How do you know that you don't have any sound? Have you checked the volume in Start-->Control Panel-->Sounds and Audio Devices? Could be that it's muted?  Or possibly your speakers or bad - have you tried headphones in the audio out?


----------



## Ragner

deanj20 said:


> What's the make/model of your computer? Custom-build? Is the sound on-board? Did you install Windows yourself or did it come factory installed or do you have any idea?
> 
> Windows usually detects the soundcard on its own w/out you having to install any drivers...
> 
> How do you know that you don't have any sound? Have you checked the volume in Start-->Control Panel-->Sounds and Audio Devices? Could be that it's muted?  Or possibly your speakers or bad - have you tried headphones in the audio out?



I think the computer is custom built, no clue, I got it used.

I try to get the volume control to open and it says: "There are no active mixer devices available." I've tried headphones that I know are working fine with other things and I've tried them in both out audio ports. 

I just had to reformat the hard drive because of read errors and fully reinstalled windows. It knows the device is there but it has a yellow exclamation point next to it. In properties it says it's not configured correctly and to reinstall the drivers.


----------



## deanj20

Hrmmm...

Tried this one? : http://download.cnet.com/3001-2110_4-129998.html?spi=f168170ddf4da185135923479f016969


----------



## Ragner

Just did, it did the same thing; crashed at the end of installation, rebooted and said the system has recovered from a critical error.

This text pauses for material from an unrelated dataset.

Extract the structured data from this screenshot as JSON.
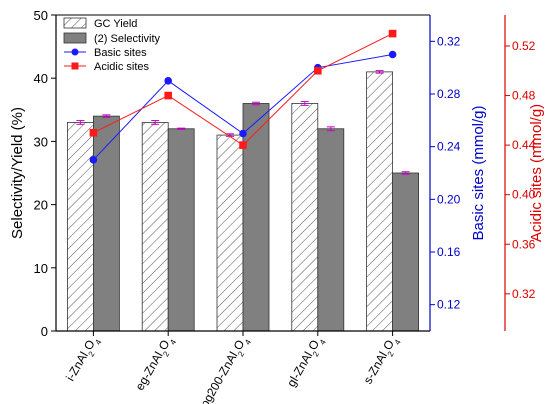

Maybe something wrong with the sound card? Would that make it do that?


----------



## deanj20

Well, it says it's a PCI card in your post - is it? Does it not have on-board audio? If so, pull that PCI audio card out and use the on-board. See what happens there... It's been a while since I've seen a 'puter w/ no on-board audio... You have no idea what the make and model is?


----------



## johnb35

Looks like you got a via sound driver according to your device id.

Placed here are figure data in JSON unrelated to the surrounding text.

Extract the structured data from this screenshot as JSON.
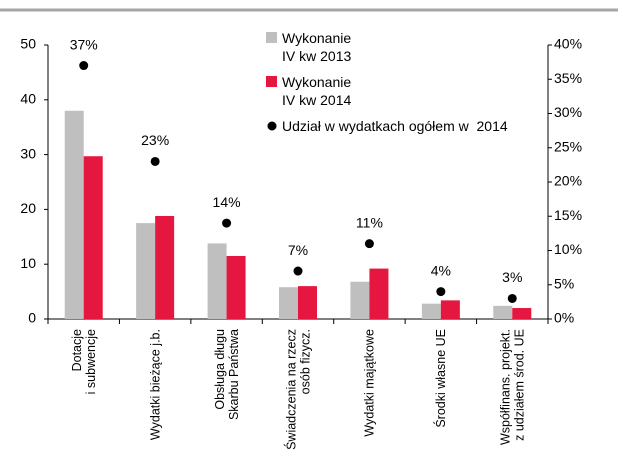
{
  "chart_data": {
    "type": "bar",
    "categories": [
      [
        "Dotacje",
        "i subwencje"
      ],
      [
        "Wydatki bieżące j.b."
      ],
      [
        "Obsługa długu",
        "Skarbu Państwa"
      ],
      [
        "Świadczenia na rzecz",
        "osób fizycz."
      ],
      [
        "Wydatki majątkowe"
      ],
      [
        "Środki własne UE"
      ],
      [
        "Współfinans. projekt.",
        "z udziałem środ. UE"
      ]
    ],
    "series": [
      {
        "name": "Wykonanie IV kw 2013",
        "color": "#bfbfbf",
        "values": [
          38,
          17.5,
          13.8,
          5.8,
          6.8,
          2.8,
          2.4
        ]
      },
      {
        "name": "Wykonanie IV kw 2014",
        "color": "#e5163f",
        "values": [
          29.7,
          18.8,
          11.5,
          6,
          9.2,
          3.4,
          2
        ]
      },
      {
        "name": "Udział w wydatkach ogółem w  2014",
        "color": "#000000",
        "axis": "y2",
        "values": [
          37,
          23,
          14,
          7,
          11,
          4,
          3
        ],
        "value_labels": [
          "37%",
          "23%",
          "14%",
          "7%",
          "11%",
          "4%",
          "3%"
        ]
      }
    ],
    "ylim": [
      0,
      50
    ],
    "yticks": [
      0,
      10,
      20,
      30,
      40,
      50
    ],
    "y2lim": [
      0,
      40
    ],
    "y2ticks": [
      {
        "value": 0,
        "label": "0%"
      },
      {
        "value": 5,
        "label": "5%"
      },
      {
        "value": 10,
        "label": "10%"
      },
      {
        "value": 15,
        "label": "15%"
      },
      {
        "value": 20,
        "label": "20%"
      },
      {
        "value": 25,
        "label": "25%"
      },
      {
        "value": 30,
        "label": "30%"
      },
      {
        "value": 35,
        "label": "35%"
      },
      {
        "value": 40,
        "label": "40%"
      }
    ],
    "grid": false
  }
}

If we had the model number of computer you have or model number of the motherboard we can know for sure what you need,  But try this download, it should work.

http://www.softwarepatch.com/utilities/viaac97-security-dl.html


----------



## Ragner

Thank you very, very much. The via driver worked, I've been messing with this thing for weeks now, since I got the pc, I had just about given up on it. I can program in half a dozen languages but a driver stumps me. Haha

Thanks.


----------



## johnb35

You are very, very welcome.


----------